Unlike the vining crops that dominate production at Mastronardi, Village Farms and Mucci Farms, Gotham focuses on greens and herbs that require less growing space, which better suits the urban locations. 

“Not all square footage is equal. It comes down to space and efficiency and the yield you can get per square foot,” Puri said. 

Like the others, he enjoys a faster growing time compared to the same crops grown in fields — due to optimal, controlled conditions. 

“Consumers like the idea of locally grown products. It’s fresher, lasts longer and could potentially be more nutritious,” Puri said. 

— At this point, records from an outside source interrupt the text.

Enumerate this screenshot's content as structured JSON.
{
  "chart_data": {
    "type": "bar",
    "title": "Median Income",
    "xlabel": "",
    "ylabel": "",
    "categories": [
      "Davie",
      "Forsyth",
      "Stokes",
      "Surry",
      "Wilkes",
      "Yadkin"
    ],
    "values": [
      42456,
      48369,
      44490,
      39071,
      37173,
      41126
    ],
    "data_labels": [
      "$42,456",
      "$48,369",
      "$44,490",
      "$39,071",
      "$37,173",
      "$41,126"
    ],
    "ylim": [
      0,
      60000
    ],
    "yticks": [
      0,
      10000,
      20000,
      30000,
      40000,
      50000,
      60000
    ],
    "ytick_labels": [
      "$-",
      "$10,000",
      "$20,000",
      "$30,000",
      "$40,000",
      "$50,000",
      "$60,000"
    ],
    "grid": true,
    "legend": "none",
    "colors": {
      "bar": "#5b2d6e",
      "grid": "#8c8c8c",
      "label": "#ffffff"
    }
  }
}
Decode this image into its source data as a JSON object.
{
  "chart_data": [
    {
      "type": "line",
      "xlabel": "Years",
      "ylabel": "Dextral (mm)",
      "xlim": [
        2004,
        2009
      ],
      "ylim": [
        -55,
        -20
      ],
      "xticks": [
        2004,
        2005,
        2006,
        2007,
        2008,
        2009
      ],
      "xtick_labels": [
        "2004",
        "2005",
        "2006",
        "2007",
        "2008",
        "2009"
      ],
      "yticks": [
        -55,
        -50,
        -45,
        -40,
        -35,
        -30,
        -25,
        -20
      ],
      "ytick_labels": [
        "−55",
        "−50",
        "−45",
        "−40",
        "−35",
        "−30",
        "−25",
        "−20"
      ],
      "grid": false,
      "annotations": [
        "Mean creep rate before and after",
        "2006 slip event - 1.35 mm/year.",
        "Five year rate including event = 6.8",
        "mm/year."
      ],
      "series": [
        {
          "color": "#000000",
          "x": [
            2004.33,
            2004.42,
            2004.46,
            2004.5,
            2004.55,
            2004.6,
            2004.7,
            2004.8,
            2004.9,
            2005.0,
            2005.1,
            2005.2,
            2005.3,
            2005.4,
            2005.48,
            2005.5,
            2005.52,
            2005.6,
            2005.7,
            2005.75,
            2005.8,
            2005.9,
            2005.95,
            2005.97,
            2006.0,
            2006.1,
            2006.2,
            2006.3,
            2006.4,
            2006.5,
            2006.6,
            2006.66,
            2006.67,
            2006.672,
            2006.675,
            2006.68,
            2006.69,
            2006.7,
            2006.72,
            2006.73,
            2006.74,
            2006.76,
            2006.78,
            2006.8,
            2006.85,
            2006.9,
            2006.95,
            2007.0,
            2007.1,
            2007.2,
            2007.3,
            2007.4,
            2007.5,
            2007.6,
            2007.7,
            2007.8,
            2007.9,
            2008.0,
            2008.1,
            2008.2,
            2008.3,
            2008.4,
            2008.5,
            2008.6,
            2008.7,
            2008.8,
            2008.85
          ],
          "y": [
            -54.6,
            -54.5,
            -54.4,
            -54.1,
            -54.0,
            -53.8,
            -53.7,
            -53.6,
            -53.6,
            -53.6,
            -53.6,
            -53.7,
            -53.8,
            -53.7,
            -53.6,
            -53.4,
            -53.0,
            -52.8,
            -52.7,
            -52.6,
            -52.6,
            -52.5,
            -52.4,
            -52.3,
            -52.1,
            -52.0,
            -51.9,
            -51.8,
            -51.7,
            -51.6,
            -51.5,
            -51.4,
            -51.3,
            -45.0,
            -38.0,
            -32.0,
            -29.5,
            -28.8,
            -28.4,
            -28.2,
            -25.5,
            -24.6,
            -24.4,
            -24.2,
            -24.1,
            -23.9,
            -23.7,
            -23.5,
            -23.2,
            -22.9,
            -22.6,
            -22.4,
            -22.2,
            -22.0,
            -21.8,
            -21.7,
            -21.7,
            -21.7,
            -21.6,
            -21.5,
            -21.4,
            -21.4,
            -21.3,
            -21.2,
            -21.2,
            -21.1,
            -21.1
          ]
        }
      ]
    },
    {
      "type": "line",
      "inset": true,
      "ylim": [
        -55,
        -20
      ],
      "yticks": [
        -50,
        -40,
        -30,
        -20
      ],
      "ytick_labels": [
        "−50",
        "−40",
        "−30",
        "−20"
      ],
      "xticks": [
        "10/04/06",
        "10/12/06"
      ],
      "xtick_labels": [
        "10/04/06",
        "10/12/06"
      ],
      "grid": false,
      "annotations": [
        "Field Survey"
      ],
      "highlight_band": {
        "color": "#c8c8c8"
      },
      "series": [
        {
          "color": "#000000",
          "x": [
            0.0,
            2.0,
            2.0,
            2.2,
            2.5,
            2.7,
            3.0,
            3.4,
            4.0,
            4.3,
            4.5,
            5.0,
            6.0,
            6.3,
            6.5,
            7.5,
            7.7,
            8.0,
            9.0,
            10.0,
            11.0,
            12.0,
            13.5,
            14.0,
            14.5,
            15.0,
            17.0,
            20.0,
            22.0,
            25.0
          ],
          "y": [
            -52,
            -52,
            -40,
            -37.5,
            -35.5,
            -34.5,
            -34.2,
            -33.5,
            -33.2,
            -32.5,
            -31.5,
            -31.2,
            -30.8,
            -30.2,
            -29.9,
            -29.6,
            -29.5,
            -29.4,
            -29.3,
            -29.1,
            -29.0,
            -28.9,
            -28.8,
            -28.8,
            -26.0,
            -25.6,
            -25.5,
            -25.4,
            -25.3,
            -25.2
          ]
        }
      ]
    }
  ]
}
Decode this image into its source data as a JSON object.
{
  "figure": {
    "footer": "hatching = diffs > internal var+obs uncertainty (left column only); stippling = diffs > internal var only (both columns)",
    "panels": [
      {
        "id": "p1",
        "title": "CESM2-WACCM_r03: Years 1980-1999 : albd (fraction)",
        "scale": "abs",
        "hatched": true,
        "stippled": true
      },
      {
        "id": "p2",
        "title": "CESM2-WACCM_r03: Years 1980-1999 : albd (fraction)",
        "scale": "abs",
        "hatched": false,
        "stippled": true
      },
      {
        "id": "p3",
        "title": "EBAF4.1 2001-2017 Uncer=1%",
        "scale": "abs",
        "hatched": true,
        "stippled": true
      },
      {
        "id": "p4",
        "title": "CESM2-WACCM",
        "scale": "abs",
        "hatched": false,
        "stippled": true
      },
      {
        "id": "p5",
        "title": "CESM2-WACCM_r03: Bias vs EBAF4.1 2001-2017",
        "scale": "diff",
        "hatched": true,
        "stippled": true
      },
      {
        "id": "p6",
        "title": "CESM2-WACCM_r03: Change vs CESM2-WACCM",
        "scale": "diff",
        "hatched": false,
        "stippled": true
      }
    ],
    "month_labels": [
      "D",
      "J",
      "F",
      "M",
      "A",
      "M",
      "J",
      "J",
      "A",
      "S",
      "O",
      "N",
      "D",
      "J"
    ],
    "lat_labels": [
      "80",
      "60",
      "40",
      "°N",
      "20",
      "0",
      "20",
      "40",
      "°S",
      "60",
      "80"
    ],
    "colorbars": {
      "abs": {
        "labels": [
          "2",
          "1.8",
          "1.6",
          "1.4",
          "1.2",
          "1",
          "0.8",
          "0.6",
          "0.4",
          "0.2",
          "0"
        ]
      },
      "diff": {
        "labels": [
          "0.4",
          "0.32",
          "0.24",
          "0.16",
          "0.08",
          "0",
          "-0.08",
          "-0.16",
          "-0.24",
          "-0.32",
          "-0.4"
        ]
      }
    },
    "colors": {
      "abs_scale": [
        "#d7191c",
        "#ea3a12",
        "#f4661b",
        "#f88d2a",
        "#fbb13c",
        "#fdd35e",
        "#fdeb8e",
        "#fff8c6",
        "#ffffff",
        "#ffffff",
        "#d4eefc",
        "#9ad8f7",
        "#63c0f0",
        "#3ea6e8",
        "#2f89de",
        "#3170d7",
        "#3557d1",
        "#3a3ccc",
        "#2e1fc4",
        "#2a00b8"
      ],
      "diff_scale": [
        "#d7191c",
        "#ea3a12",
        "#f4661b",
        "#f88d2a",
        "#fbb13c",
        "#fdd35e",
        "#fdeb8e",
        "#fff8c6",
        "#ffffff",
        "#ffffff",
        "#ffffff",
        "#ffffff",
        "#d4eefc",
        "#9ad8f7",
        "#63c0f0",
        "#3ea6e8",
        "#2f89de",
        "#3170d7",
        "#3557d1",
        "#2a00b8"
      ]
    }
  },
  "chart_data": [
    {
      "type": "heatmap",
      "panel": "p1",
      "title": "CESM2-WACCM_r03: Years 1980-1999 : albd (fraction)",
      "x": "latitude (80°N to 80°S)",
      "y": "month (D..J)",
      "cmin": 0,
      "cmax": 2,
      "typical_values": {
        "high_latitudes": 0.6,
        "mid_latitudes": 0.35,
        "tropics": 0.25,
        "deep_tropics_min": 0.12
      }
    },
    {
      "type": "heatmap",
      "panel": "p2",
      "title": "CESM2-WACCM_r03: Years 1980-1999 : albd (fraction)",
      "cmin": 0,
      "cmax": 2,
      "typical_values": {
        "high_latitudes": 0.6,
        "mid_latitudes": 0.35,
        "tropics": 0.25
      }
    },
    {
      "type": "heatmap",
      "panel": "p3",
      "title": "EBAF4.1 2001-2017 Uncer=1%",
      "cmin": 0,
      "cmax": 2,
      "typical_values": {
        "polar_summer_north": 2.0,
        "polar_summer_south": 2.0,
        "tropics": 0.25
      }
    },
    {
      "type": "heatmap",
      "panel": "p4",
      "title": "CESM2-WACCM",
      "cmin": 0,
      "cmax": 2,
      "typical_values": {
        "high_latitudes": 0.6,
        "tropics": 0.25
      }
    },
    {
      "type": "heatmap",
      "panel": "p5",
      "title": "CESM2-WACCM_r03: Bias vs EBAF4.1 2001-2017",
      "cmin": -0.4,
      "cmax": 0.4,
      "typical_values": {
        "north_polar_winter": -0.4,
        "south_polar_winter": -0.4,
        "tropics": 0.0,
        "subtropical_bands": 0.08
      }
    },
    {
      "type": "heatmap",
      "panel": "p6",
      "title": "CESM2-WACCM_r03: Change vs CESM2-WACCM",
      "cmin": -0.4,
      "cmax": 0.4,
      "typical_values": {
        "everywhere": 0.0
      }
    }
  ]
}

“Retailers and food service benefit too: They’re throwing less away, so they don’t have to eat that cost.”

Gotham supplies retailers such as Key Food, Target, Shop Rite, Foodtown Amazon Fresh, Jet and Fairway Market, and food service such as Sysco, Delta, Gramercy Tavern and Union Square Hospitality Group. 

The consistent reliability of greenhouse production means, despite wrinkles in supply year to year, it’s a trend to stay, said Joe Sbrocchi, general manager of the Ontario Greenhouse Vegetable Growers Association. Ontario contains 80% of Canada’s greenhouse vegetable production.

“Protected agriculture is going to feed the world, well into the future,” Sbrocchi said. 

“Global warming to blame or not, extreme weather is playing havoc on us these days, and that’s field growers. You’re much more able to control the environment with greenhouses.”